According to a pharmacist and Research Fellow at the Center for Democratic Development, CDD-Ghana, Dr. Kwame Asiedu Sarpong, based on current research, it is estimated that between 13% and 17% of Ghana’s population have some form of renal function impairment. This equates to between 4 million and 5.2 million citizens. Researchers suggest that, from this segment of the population, between 15,000 and 19,500 should be on search dialysis.

The data available suggests that approximately 2,000 people are currently on search dialysis. This means between 13,000 and 17,500 people are without treatment. These people will often seek alternative forms of treatment and access renal care only when the situation is acute.

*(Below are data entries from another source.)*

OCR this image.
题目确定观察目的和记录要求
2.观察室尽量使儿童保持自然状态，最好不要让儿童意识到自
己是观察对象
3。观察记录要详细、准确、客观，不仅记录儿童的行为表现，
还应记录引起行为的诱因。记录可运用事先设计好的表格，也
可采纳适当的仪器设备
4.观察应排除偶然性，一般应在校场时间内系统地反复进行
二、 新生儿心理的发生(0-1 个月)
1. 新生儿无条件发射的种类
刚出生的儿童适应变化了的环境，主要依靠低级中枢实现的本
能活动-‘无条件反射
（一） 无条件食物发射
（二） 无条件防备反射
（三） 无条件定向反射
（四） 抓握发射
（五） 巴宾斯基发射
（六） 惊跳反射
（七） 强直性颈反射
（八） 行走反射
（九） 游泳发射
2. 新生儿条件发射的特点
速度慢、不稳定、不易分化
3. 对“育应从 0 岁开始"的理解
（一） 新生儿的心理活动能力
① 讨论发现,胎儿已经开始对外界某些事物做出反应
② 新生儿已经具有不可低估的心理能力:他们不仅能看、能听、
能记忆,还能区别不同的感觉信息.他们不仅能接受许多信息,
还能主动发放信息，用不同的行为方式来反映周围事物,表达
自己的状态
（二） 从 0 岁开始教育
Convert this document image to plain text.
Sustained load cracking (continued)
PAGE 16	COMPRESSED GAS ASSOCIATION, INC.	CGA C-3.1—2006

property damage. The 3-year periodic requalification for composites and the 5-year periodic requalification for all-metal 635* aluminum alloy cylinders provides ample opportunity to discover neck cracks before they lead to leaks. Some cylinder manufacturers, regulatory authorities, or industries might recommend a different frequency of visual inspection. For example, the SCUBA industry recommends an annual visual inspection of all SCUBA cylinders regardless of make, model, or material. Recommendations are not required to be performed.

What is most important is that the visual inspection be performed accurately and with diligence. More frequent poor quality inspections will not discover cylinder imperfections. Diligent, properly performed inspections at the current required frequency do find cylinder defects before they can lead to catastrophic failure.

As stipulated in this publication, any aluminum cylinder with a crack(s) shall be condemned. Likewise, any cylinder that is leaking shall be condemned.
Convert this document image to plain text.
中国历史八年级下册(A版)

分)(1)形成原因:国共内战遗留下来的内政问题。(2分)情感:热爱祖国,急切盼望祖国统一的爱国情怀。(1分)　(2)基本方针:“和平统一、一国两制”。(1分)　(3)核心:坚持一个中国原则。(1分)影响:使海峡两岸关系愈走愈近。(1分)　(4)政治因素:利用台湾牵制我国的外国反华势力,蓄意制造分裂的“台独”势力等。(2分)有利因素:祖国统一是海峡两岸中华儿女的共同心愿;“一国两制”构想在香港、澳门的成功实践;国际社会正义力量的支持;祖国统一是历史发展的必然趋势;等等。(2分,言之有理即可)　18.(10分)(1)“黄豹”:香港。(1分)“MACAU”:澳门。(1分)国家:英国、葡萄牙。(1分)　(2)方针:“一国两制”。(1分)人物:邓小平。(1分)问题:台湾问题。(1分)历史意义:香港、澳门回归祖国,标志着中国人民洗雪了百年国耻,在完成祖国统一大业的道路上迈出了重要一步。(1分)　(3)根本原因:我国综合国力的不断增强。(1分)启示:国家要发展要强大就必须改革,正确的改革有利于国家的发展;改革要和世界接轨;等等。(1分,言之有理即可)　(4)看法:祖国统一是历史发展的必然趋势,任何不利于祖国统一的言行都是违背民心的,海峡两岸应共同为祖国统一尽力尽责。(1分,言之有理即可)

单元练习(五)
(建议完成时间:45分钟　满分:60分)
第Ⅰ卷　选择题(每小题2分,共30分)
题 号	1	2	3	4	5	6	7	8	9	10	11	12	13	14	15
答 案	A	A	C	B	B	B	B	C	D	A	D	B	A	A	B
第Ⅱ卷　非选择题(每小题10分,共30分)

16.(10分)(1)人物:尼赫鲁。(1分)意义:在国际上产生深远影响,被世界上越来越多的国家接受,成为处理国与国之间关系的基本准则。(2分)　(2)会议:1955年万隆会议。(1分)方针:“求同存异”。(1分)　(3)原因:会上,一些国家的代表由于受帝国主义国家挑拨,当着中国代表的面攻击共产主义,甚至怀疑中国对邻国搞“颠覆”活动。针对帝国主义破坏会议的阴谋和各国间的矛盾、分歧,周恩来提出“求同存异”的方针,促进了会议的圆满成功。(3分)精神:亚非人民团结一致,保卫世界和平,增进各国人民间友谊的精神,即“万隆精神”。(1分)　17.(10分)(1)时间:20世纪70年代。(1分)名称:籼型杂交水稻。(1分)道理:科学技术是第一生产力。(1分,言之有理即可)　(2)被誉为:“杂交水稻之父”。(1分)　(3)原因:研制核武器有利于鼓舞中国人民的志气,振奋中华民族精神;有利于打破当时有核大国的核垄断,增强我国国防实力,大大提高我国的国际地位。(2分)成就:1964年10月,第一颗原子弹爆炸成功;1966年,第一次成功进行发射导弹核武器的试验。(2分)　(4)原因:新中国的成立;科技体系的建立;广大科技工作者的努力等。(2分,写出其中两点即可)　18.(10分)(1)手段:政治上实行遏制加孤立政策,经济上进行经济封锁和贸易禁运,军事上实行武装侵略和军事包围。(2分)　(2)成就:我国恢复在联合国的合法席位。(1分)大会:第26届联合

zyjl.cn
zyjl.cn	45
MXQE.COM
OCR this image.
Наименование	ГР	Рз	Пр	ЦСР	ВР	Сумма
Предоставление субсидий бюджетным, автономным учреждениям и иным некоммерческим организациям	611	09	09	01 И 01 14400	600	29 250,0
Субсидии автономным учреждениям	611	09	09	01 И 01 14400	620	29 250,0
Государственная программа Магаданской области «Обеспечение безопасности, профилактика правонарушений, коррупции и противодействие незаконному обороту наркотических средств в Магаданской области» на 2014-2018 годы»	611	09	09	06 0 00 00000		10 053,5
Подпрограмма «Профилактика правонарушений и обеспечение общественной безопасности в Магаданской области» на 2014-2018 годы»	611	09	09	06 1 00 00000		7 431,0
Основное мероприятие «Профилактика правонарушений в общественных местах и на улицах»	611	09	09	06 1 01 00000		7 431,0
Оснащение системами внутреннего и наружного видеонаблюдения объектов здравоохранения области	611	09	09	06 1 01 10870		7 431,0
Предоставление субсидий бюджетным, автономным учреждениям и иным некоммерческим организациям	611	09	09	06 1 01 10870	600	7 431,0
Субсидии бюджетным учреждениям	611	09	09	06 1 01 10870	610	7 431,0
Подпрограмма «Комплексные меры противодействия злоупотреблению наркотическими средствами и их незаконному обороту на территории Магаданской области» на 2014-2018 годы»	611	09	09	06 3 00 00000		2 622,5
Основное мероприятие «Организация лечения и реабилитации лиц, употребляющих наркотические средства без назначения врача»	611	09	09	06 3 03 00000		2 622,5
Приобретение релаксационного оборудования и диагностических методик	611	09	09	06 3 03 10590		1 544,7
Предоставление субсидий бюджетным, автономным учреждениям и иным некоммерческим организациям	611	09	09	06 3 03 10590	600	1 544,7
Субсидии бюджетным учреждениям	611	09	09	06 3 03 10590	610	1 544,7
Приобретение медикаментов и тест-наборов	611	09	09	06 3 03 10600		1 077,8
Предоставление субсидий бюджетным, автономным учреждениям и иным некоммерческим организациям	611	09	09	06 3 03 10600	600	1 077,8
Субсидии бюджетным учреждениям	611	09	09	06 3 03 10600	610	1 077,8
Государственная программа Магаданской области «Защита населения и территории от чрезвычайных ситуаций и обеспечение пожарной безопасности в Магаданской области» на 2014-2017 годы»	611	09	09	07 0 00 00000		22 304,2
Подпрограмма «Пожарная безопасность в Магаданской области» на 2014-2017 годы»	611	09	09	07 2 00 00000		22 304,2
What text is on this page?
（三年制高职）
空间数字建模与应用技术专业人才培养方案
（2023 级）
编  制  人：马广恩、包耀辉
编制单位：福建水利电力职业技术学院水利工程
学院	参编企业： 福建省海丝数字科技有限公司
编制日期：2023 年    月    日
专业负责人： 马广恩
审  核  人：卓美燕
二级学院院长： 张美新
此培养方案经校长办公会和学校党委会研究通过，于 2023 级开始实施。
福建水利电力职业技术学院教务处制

This has an impact on their quality of life and life expectancy.

All research suggests that the prevalence of chronic renal disease in Ghana has approximately doubled in the last 10 years with cases across the entire span of Ghana’s population age profile.

According to the Ministry of Health, Ghana’s outpatient per capita is 1.06, suggesting that on average Ghanaians see a primary care clinician once a year. In proactive health systems, this figure is around 4 (citizens see a clinician once every three months).

The fallout is that for the majority of our population, there is only one chance a year for any diagnosis of renal failure to be made except in an emergency. Whilst in proactive health systems there are at least four chances to identify these patients.